Issues we've discussed include:
- How to define a sensible rallying point -- something the public can understand and support, and something that is powerful enough to withstand the push-back from the mighty self-interests gaining from the status quo who will resist such change.
- What must be done for patients/consumers to feel confident and secure in the belief that they do/will receive the best possible care when sick -- tailored to their particular needs, characteristics, and preferences -- which is delivered in a safe, timely, and efficient (cost-effective) manner.
- How to help the public learn about and understand the serious problems with our broken healthcare system and collaborate to come up with possible solutions.
- How to empower patients/consumers to have an informed and meaningful say in their own health and healthcare.
The will is the issue and breaking down the glass ceilings that exist. Patients want to be involved but often times either there is no place or they are suffocated the the organizations which purport to speak for them. There is a pleuthora of comments from patients/citizens such as:
“The absurdity of a 'patient-led' NHS What next: a lunatic-led asylum?”
“ I can think of numerous innovations in healthcare over the past 50 years ....... that were introduced on the initiative of medical and nursing staff. The dramatic improvements in standards of primary care over recent decades owe little to patients and less to politicians........

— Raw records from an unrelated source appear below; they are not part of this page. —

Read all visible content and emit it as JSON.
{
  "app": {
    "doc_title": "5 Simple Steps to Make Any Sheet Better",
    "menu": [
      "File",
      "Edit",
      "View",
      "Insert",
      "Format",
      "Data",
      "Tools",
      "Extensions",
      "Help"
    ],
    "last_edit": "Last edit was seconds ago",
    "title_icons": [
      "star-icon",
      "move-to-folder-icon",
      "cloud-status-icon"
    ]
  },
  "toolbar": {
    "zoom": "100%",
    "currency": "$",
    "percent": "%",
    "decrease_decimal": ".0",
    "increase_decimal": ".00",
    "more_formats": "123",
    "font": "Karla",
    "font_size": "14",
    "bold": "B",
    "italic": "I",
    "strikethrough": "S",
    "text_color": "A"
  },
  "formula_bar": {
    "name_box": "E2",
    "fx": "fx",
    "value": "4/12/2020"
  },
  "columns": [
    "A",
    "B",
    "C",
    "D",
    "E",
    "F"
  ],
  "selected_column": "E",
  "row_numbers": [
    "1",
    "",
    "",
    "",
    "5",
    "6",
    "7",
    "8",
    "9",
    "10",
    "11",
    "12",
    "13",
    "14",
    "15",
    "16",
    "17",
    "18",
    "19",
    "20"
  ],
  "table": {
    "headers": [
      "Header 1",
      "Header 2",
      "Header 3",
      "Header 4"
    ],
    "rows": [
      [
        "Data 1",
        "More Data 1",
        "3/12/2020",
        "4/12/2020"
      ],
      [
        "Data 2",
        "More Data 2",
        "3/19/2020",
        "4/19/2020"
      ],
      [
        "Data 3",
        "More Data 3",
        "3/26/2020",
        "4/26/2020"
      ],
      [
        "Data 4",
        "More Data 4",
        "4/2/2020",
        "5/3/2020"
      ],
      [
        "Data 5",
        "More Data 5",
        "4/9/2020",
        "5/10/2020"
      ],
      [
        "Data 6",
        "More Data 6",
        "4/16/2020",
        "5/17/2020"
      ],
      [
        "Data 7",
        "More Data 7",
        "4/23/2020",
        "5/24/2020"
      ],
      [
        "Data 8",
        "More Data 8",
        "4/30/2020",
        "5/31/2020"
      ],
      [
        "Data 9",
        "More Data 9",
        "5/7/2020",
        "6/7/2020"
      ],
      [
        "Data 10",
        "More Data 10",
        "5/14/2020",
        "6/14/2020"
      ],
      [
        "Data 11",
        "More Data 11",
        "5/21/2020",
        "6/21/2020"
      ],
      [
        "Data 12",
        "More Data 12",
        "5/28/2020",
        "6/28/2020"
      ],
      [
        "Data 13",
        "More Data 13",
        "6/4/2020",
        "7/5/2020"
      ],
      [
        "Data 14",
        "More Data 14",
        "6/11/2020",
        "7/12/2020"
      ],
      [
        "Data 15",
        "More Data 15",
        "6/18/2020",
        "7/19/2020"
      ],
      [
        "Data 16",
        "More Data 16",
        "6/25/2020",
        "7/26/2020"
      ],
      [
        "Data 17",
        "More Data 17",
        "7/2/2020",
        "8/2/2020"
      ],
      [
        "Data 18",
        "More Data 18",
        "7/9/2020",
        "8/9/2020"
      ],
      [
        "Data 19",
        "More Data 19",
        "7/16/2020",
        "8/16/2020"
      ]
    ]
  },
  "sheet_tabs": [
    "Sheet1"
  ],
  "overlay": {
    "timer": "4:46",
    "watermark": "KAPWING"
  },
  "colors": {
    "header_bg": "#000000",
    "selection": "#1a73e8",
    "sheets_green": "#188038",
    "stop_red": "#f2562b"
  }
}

Though it is difficult to think of any useful innovation that has resulted from either political or consumer intervention, numerous useless and wasteful initiatives......”
Author Dr Michael Fitzpatrick
December 2005 the British Journal of General Practice.
21 November 2005 http://www.spiked-online.com/Articles/0000000CAE7D.htm
“This educational program is intended for
physicians in active clinical practice, clinical
researchers, nurses and healthcare administrators
who are interested and/ or involved in the
management of cancer.
No specialized knowledge or skills other than
a general familiarity with cancer and its treatment
is required for successful participation in this program.”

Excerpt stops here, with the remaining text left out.